Argentina’s President Cristina Kirchner Image by Getty Images
BUENOS AIRES (JTA) — An Argentinean judge ordered the arrest of former President Cristina Fernandez de Kirchner for treason and covering up the alleged involvement of senior Iranian officials in the 1994 bombing of a Buenos Aires Jewish center.
Judge Claudio Bonadio ordered Kirchner’s arrest on Thursday and asked the Argentinean Senate to strip her of her parliamentary immunity, clearing the way for her arrest and trial.
Bonadio’s order also targeted other Argentinean officials in the effort to cover up Iran’s involvement in the attack, including former Foreign Minister Hector Timmerman, who is Jewish and is currently under house arrest.
Kirchner’s former legal secretary Carlos Zannini, Muslim community leader Jorge Alejandro Khalil and pro-Iranian activists Luis D’Elía and Fernando Esteche were all arrested in raids on Thursday morning.

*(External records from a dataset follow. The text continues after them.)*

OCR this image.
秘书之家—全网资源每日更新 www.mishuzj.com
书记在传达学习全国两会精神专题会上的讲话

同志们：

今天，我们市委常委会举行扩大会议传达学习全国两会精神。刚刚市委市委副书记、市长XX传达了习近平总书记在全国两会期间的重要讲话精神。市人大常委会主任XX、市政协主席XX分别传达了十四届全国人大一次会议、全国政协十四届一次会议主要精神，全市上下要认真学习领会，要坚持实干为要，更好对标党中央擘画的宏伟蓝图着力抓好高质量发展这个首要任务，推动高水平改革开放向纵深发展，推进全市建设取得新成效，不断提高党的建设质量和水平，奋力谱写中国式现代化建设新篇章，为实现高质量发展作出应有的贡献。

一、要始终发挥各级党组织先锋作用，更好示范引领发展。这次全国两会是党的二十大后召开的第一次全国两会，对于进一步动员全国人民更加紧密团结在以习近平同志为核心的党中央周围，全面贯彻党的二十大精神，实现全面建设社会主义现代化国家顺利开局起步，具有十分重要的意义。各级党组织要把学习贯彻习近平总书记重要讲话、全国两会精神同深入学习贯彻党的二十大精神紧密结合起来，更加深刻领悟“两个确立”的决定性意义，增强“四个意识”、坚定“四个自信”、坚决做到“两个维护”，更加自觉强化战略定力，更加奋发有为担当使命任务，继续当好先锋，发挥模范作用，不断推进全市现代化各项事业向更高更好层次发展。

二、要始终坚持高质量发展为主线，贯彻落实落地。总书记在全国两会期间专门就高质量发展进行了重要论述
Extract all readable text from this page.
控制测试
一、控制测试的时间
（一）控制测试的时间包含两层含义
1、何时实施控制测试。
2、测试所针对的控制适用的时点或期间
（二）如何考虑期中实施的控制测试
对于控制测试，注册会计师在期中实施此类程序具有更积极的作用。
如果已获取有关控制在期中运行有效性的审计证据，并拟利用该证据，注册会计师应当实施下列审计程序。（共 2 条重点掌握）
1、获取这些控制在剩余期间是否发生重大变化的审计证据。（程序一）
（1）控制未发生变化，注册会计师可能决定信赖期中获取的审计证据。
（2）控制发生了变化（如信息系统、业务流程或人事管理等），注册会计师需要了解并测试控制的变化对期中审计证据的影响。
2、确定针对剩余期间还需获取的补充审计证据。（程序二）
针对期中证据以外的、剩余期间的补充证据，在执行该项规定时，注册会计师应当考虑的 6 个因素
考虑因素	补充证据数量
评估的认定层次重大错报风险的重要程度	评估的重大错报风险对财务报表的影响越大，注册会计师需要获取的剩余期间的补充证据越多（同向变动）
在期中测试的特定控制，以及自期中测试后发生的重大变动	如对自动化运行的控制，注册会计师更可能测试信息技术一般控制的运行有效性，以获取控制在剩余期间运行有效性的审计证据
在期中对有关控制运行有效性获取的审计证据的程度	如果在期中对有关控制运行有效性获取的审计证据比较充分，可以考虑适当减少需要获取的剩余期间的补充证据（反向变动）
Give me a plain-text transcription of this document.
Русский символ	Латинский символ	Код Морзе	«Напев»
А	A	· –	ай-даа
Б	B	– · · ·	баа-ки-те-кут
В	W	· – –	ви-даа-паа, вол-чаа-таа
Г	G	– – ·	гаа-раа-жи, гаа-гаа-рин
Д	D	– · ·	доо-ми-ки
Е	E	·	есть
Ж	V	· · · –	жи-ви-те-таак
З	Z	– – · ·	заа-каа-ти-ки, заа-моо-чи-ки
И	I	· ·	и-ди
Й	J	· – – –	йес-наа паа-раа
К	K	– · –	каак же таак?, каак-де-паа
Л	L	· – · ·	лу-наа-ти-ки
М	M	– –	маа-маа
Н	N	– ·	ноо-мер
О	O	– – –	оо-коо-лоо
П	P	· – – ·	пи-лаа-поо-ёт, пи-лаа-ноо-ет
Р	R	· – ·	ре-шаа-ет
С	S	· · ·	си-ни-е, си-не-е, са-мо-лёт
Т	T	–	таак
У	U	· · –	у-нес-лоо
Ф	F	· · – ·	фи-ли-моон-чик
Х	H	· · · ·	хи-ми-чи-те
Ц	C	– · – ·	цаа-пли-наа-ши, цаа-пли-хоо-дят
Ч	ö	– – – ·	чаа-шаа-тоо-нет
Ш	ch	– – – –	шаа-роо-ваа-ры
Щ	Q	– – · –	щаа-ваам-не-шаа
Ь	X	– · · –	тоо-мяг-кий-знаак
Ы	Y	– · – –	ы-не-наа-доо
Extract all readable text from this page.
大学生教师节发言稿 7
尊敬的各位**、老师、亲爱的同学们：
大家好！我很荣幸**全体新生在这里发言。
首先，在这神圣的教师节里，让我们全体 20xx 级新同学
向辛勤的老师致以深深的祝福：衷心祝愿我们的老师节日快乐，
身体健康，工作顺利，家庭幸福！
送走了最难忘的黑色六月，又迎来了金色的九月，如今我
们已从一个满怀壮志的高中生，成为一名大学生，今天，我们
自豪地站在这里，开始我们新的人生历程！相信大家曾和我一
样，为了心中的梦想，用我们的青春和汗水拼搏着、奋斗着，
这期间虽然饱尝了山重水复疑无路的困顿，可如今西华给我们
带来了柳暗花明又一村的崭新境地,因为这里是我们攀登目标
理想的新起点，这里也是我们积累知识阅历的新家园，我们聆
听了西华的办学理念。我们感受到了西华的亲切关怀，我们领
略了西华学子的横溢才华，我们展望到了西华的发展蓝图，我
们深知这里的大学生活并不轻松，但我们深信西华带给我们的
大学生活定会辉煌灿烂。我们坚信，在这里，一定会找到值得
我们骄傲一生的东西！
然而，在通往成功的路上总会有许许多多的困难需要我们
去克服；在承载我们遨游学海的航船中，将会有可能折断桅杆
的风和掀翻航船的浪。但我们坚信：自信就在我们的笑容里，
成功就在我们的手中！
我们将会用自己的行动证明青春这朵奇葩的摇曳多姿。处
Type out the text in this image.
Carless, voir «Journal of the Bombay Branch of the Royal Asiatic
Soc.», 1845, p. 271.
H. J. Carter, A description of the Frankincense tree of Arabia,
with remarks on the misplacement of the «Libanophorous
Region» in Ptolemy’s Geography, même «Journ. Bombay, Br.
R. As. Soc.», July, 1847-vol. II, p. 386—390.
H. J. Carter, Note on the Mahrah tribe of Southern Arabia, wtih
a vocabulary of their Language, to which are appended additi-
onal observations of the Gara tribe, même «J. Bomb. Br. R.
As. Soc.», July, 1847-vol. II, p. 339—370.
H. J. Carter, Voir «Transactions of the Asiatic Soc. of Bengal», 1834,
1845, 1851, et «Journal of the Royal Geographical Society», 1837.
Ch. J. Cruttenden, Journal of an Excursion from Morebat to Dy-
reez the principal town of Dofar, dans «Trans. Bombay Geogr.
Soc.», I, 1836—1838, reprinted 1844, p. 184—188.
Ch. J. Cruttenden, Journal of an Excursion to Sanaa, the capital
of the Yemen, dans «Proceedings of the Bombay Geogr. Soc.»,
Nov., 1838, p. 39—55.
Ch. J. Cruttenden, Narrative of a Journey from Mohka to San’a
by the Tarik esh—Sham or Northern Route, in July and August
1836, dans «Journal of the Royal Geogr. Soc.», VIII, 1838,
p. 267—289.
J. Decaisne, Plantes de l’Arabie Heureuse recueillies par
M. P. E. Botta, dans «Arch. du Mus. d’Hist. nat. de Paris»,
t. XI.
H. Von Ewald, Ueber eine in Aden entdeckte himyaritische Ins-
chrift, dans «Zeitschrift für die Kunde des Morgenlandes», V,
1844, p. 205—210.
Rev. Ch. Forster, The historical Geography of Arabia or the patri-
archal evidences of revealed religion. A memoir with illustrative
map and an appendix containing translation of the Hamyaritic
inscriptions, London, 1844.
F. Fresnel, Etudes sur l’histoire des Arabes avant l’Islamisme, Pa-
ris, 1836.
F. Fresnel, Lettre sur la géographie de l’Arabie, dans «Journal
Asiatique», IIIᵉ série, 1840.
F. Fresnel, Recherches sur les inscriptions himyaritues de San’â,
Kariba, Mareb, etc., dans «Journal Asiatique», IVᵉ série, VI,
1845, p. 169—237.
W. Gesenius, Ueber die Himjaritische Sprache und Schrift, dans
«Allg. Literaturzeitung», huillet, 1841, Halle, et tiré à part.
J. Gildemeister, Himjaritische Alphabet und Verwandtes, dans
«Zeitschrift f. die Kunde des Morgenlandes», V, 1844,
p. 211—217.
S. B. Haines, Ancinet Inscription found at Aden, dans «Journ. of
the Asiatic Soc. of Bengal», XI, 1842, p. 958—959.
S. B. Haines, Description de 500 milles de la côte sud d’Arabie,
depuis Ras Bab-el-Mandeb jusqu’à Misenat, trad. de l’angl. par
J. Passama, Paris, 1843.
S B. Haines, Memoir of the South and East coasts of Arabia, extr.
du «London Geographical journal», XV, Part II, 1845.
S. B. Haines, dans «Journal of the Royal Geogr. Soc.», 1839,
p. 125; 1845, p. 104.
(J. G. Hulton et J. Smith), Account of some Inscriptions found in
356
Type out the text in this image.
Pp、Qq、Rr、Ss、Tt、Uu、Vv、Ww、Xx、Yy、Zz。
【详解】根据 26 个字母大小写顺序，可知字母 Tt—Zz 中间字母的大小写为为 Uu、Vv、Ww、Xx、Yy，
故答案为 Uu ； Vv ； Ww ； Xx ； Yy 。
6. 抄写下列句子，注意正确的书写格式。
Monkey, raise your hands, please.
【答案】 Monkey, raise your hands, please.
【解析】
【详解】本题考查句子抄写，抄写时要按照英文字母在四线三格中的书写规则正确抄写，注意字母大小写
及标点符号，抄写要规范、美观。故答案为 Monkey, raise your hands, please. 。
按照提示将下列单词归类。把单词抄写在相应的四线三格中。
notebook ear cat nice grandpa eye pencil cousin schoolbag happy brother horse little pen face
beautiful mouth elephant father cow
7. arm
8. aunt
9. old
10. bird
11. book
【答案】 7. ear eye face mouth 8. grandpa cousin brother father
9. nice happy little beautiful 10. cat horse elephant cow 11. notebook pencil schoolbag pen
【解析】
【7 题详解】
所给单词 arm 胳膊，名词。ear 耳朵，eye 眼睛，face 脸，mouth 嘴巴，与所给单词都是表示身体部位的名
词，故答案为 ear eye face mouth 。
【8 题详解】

In his 491-page ruling, Bonadio wrote that the 1994 attack on the AMIA center, which killed 85 people and left more than 150 injured, and a 1992 attack on the Israeli embassy in Buenos Aires, were “acts of war” by Iran against Argentina. A memorandum that Kirchner had signed with Iran to jointly investigate the attacks appeared to achieve Iran’s goal of avoiding being declared a terrorist state, the judge wrote.
The arrest warrant against the former government officials is based on a 2015 accusation made by Alberto Nisman, a prosecutor charged with investigating Iran’s alleged role in the AMIA bombing. Nisman was found dead in his apartment in 2015, the day before he was scheduled to present his allegations to the Argentinean Congress.
“Finally justice is advancing and all we can confirm now is that what Nisman said had a substance,” Ariel Cohen Sabban, the president of Argentina’s Jewish umbrella group DAIA, told reporters on Thursday.